Figure 1 shows signal time courses of the DSC acquisition as well as calculated S₀(t) from voxels in healthy tissue and tumor. Increased S₀(t) following contrast injection can be observed in the tumor region due to extravasation of the contrast agent into the ESS caused by BBB breakdown. Figure 2 shows CBV and MTT maps calculated from the second echo without leakage correction, as well as from all three echoes with leakage correction in a patient with a brain tumor. CBV map without leakage correction underestimates the blood volume in the tumor, while leakage-corrected CBV map showed high blood volume in the tumor. Additional vascular permeability measures including the volume transfer constant K^trans and the EES volume fraction v_e maps were also obtained. Elevated permeability parameters K^trans and v_e in tumor suggest substantial leakage of contrast agent in this region. Multi-echo based leakage correction were successfully performed in all three patients with brain tumors and provided improved stimulation of the CBV in regions of brain tumor (Figure 3).
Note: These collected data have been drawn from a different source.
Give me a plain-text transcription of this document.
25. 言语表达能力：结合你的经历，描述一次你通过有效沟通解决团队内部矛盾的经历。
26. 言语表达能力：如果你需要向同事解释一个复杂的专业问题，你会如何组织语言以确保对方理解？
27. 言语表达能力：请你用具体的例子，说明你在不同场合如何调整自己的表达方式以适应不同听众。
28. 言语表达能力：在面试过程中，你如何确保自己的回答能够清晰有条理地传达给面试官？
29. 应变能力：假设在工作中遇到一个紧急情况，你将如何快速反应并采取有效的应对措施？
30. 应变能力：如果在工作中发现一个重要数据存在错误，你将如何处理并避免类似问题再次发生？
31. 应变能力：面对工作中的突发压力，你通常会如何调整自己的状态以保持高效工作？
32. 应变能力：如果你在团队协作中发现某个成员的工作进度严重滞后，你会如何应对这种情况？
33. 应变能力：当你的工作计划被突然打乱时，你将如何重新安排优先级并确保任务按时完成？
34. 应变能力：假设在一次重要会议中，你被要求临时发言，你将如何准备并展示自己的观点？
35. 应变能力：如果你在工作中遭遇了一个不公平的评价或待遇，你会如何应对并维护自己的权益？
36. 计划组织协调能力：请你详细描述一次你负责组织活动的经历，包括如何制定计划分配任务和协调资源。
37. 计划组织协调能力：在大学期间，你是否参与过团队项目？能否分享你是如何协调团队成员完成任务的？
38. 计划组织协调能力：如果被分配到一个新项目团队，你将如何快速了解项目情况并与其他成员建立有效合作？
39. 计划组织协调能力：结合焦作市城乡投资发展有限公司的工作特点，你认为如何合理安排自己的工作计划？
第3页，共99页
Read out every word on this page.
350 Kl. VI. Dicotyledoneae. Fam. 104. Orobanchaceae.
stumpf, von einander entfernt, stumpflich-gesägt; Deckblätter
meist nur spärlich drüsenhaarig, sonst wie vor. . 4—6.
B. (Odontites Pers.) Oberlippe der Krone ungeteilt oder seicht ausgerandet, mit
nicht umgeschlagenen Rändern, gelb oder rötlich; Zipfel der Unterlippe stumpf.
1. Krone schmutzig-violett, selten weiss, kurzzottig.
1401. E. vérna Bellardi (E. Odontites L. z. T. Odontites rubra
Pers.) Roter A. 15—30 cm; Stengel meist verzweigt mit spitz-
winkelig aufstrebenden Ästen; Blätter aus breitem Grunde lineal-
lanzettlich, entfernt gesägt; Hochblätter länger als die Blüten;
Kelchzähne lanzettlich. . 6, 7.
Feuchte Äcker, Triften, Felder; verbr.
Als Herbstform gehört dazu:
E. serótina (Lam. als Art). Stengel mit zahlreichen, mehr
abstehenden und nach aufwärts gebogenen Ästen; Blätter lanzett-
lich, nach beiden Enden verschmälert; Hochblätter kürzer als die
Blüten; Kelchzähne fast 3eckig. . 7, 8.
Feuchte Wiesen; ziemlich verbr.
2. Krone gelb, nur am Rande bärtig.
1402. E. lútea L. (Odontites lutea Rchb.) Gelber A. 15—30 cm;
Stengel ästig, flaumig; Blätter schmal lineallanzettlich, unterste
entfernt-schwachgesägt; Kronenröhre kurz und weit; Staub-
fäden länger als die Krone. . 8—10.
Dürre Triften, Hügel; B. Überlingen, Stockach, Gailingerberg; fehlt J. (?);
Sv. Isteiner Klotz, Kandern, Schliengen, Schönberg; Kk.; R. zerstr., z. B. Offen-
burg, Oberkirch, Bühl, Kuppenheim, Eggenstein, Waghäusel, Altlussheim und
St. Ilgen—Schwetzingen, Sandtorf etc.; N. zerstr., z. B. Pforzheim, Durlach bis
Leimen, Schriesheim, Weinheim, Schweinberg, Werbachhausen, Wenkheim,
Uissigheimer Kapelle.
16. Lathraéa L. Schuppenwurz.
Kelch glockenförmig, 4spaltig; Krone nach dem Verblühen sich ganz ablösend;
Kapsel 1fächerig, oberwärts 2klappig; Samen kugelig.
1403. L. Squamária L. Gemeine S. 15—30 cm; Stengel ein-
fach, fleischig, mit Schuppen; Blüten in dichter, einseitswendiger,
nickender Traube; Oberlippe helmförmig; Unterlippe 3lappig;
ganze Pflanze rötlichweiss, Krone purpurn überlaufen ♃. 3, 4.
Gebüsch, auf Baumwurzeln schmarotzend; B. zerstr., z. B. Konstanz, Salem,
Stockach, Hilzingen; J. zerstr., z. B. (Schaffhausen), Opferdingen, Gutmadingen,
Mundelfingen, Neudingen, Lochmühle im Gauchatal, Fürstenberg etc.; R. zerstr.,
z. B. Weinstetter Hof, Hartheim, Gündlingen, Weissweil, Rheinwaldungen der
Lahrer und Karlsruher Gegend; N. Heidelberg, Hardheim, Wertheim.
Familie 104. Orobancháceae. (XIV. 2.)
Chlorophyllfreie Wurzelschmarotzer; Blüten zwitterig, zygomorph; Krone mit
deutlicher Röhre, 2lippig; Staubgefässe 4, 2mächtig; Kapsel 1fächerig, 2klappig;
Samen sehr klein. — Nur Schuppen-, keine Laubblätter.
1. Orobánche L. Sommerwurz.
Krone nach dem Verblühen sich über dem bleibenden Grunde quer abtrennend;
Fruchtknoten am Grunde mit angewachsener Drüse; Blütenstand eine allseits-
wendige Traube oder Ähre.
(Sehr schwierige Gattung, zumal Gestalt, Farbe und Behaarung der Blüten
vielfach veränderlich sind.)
Simulation showed that shorter TR is associated with more accurate estimation of CBF and MTT while differences in TR have minimal effects on the estimation of K^trans, v_e, and CBV (Figure 4).Perfusion and vascular permeability parameters can be simultaneously assessed through the multi-band multi-echo DSC perfusion imaging method. Multi-echo data acquisitions improve perfusion measurements by reducing or eliminating T₁-shortening effects due to CA extravasation, with additional permeability determination. Multi-band data acquisitions provide high temporal resolution, allowing more accurate perfusion quantification. In conclusion, M2-EPI DSC could facilitate accurate perfusion/permeability evaluation in brain tumor and thus can be used as a valuable diagnosis tool.